Two of the three duties can be designed for. The third can't be delegated at all — and that's a legal claim, not engineering.
The part that doesn't split
You can delegate the work to an agent. You cannot delegate the accountability — it's written into the law on both sides of the world I work between. Under GDPR, the controller "shall be responsible for, and be able to demonstrate compliance with" the regulation's principles (Article 5(2)) and must implement "appropriate technical and organisational measures" (Article 24); hiring a processor, the European Data Protection Board is explicit, "cannot relieve the controller from its accountability" (EDPB Guidelines 07/2020).

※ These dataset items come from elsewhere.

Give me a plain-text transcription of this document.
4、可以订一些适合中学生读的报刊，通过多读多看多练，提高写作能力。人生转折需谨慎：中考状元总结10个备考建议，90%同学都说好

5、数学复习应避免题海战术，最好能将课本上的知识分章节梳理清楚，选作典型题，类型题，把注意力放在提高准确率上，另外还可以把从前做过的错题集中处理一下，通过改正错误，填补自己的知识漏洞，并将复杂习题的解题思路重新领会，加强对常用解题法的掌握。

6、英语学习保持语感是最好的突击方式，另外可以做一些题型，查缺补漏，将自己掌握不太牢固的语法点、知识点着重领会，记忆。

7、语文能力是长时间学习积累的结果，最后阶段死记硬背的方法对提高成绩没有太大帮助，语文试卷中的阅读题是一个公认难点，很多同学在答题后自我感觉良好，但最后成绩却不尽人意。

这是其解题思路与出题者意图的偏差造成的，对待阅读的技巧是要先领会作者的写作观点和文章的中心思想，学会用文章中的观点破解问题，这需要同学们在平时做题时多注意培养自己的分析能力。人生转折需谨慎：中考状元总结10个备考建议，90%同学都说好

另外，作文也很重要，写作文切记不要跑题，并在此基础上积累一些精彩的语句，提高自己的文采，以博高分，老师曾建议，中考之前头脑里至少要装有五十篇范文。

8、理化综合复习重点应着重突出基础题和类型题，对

From where I sit in Singapore, the PDPA says it as plainly as anywhere. An AI agent operating on my behalf is close kin to a data intermediary, and the statute refuses to let the delegation launder responsibility: an organisation "has the same obligation under this Act in respect of personal data processed on its behalf... by a data intermediary as if the personal data were processed by the organisation itself" (sections 4(3) and 11(3)). As if you'd processed it yourself.
What makes this bite for agents is that, as Willison puts it, "an AI system cannot be held accountable for its actions" (Simon Willison). The agent cannot be liable; the vendor honoured its contract. So when the data leaves, accountability falls — by elimination and by statute — on the human who granted the token. And the gap between that assignment and any governance is wide: Okta found that "while 91% of organizations deploy AI agents, only 10% have a management strategy" (Okta) — exactly the wall most AI agents can't climb to reach production.
The agent didn't take on any access I didn't already have. It took on an exit I'd never once had to think about.